Just as the bank in Carroll deemed female employees incapable of achieving a professional appearance without assigned uniforms, Harrah’s regarded women as unable to achieve a neat, attractive, and professional appearance without the facial uniform designed by a consultant and required by Harrah’s. The inescapable message is that women’s undoctored faces compare unfavorably to men’s, not because of a physical difference between men’s and women’s faces, but because of a cultural assumption — and gender-based stereotype — that women’s faces are incomplete, unattractive, or unprofessional without full makeup. We need not denounce all makeup as inherently offensive, just as there was no need to denounce all uniforms as inherently offensive in Carroll, to conclude that requiring female bartenders to wear full makeup is an impermissible sex stereotype and is evidence of discrimination because of sex. Therefore, I strongly disagree with the majority’s conclusion that there “is no evidence in this record to indicate that the policy was adopted to make women bartenders conform to a commonly-accepted stereotypical image of what women should wear.” Maj. Op. at 1112.
I believe that Jespersen articulated a classic case of Price Waterhouse discrimi*1117nation and presented undisputed, material facts sufficient to avoid summary judgment. Accordingly, Jespersen should be allowed to present her case to a jury. Therefore, I respectfully dissent.
. I have little doubt that Jespersen could have made some kind of a record in order to estab*1114lish that the "Personal Best" policies are more burdensome for women than for men.
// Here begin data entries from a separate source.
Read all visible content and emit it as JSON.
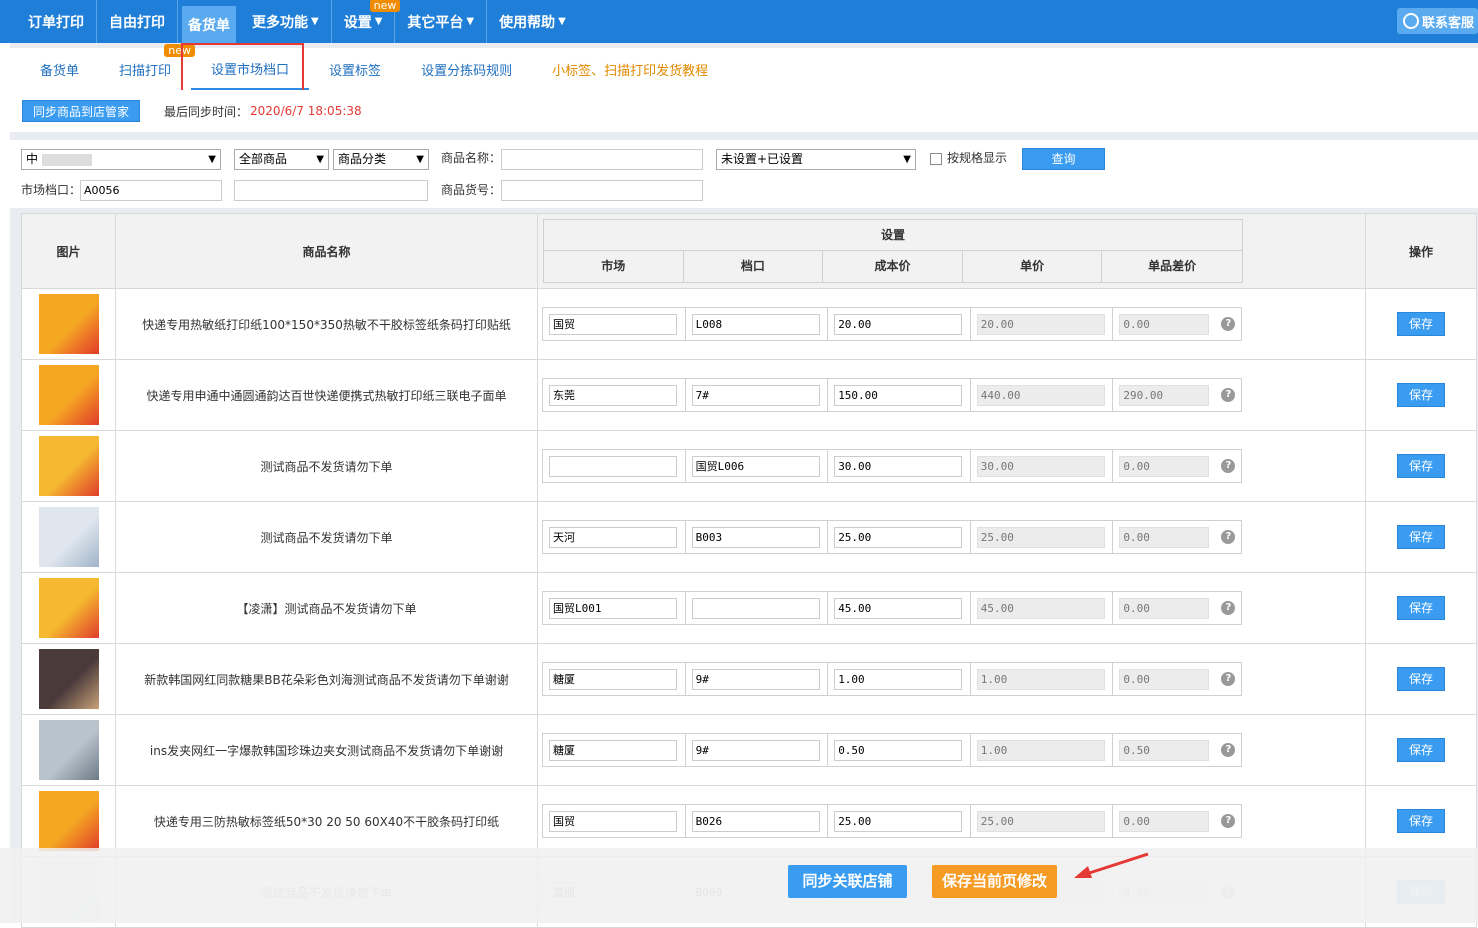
{
  "topnav": {
    "items": [
      {
        "label": "订单打印",
        "arrow": ""
      },
      {
        "label": "自由打印",
        "arrow": ""
      },
      {
        "label": "备货单",
        "arrow": "",
        "active": true
      },
      {
        "label": "更多功能",
        "arrow": "▼"
      },
      {
        "label": "设置",
        "arrow": "▼",
        "badge": "new"
      },
      {
        "label": "其它平台",
        "arrow": "▼"
      },
      {
        "label": "使用帮助",
        "arrow": "▼"
      }
    ],
    "service": "联系客服"
  },
  "subtabs": [
    {
      "label": "备货单"
    },
    {
      "label": "扫描打印",
      "badge": "new"
    },
    {
      "label": "设置市场档口"
    },
    {
      "label": "设置标签"
    },
    {
      "label": "设置分拣码规则"
    },
    {
      "label": "小标签、扫描打印发货教程"
    }
  ],
  "sync": {
    "button": "同步商品到店管家",
    "label": "最后同步时间：",
    "time": "2020/6/7 18:05:38"
  },
  "filter": {
    "shop": "中",
    "goods_scope": "全部商品",
    "category": "商品分类",
    "name_label": "商品名称：",
    "name_value": "",
    "setting_status": "未设置+已设置",
    "by_spec": "按规格显示",
    "query": "查询",
    "market_label": "市场档口：",
    "market_value": "A0056",
    "extra_value": "",
    "sku_label": "商品货号：",
    "sku_value": ""
  },
  "table": {
    "headers": {
      "image": "图片",
      "name": "商品名称",
      "settings": "设置",
      "market": "市场",
      "stall": "档口",
      "cost": "成本价",
      "price": "单价",
      "diff": "单品差价",
      "op": "操作"
    },
    "save_label": "保存",
    "help": "?",
    "rows": [
      {
        "name": "快递专用热敏纸打印纸100*150*350热敏不干胶标签纸条码打印贴纸",
        "market": "国贸",
        "stall": "L008",
        "cost": "20.00",
        "price": "20.00",
        "diff": "0.00"
      },
      {
        "name": "快递专用申通中通圆通韵达百世快递便携式热敏打印纸三联电子面单",
        "market": "东莞",
        "stall": "7#",
        "cost": "150.00",
        "price": "440.00",
        "diff": "290.00"
      },
      {
        "name": "测试商品不发货请勿下单",
        "market": "",
        "stall": "国贸L006",
        "cost": "30.00",
        "price": "30.00",
        "diff": "0.00"
      },
      {
        "name": "测试商品不发货请勿下单",
        "market": "天河",
        "stall": "B003",
        "cost": "25.00",
        "price": "25.00",
        "diff": "0.00"
      },
      {
        "name": "【凌潇】测试商品不发货请勿下单",
        "market": "国贸L001",
        "stall": "",
        "cost": "45.00",
        "price": "45.00",
        "diff": "0.00"
      },
      {
        "name": "新款韩国网红同款糖果BB花朵彩色刘海测试商品不发货请勿下单谢谢",
        "market": "糖厦",
        "stall": "9#",
        "cost": "1.00",
        "price": "1.00",
        "diff": "0.00"
      },
      {
        "name": "ins发夹网红一字爆款韩国珍珠边夹女测试商品不发货请勿下单谢谢",
        "market": "糖厦",
        "stall": "9#",
        "cost": "0.50",
        "price": "1.00",
        "diff": "0.50"
      },
      {
        "name": "快递专用三防热敏标签纸50*30 20 50 60X40不干胶条码打印纸",
        "market": "国贸",
        "stall": "B026",
        "cost": "25.00",
        "price": "25.00",
        "diff": "0.00"
      },
      {
        "name": "测试商品不发货请勿下单",
        "market": "富丽",
        "stall": "B009",
        "cost": "",
        "price": "",
        "diff": "0.00"
      }
    ]
  },
  "bottom": {
    "sync_shops": "同步关联店铺",
    "save_page": "保存当前页修改"
  },
  "colors": {
    "nav": "#1f7fd8",
    "primary": "#3a9cf0",
    "orange": "#f59a23",
    "red": "#e53935"
  }
}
The cost of makeup and time needed to apply it can both be quantified as can, for example, the cost of haircuts and time needed for nail trimming; had a record been offered in this case to establish the alleged undue burden on women, the district court could have evaluated it. Having failed to create such a record, Jespersen did not present any triable issue of fact on this issue.
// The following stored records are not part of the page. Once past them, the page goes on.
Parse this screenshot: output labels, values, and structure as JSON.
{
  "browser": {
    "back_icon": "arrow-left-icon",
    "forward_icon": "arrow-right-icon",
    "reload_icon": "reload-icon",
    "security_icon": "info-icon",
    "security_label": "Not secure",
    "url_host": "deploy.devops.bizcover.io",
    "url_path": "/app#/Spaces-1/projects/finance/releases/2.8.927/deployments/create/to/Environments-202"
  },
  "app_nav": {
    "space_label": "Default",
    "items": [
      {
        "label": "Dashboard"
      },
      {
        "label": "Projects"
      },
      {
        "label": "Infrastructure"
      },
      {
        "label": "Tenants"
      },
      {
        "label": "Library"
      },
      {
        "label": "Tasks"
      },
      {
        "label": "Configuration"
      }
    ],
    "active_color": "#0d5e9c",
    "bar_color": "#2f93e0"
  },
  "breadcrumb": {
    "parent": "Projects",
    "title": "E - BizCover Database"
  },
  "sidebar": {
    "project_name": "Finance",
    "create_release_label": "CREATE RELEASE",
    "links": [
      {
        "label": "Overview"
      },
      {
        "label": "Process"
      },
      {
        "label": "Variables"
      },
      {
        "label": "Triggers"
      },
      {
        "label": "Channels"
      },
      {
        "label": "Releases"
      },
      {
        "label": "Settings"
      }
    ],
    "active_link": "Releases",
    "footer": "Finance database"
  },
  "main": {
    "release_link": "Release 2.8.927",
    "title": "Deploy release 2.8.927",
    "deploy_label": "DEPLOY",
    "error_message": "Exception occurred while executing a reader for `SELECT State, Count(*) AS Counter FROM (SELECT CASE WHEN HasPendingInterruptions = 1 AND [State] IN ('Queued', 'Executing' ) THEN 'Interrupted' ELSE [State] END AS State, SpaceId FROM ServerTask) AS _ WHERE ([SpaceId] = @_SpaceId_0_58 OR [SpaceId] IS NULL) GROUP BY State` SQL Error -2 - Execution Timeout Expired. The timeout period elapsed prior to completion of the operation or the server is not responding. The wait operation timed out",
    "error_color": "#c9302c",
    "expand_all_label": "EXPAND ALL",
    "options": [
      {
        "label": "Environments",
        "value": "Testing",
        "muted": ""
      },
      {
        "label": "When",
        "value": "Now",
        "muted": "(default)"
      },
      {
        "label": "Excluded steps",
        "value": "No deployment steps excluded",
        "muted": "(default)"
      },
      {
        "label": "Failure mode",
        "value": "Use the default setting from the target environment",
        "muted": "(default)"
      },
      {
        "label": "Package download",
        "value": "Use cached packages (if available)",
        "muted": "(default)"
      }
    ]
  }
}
. Title VII identifies only one circumstance in which employers may take gender into account in making an employment decision— namely, "when gender is a 'bona fide occupational qualification [ (BFOQ) ] reasonably necessary to the normal operation of th[e] particular business or enterprise.’ ” Price Waterhouse, 490 U.S. at 242, 109 S.Ct. 1775 (alterations in original) (quoting 42 U.S.C. § 2000e-2(e)); see also Dothard v. Rawlinson, 433 U.S. 321, 334, 97 S.Ct. 2720, 53 L.Ed.2d 786 (1977) (recognizing that the BFOQ was meant to be an extremely narrow exception to the general prohibition of discrimination on the basis of sex). Harrah’s has not attempted to defend the "Personal Best” makeup requirement as a BFOQ. In fact, there is little doubt that the "Personal Best” policy is not a business necessity, as Harrah’s quietly disposed of this policy after Jespersen filed this suit. Regardless, although a BFOQ.is a defense that an employer may raise, see Passantino v. Johnson & Johnson Consumer Prods., Inc., 212 F.3d 493, 515 (9th Cir.2000), it does not preclude the employee from demonstrating the elements of a prima facie case of discrimination and presenting her case to a jury.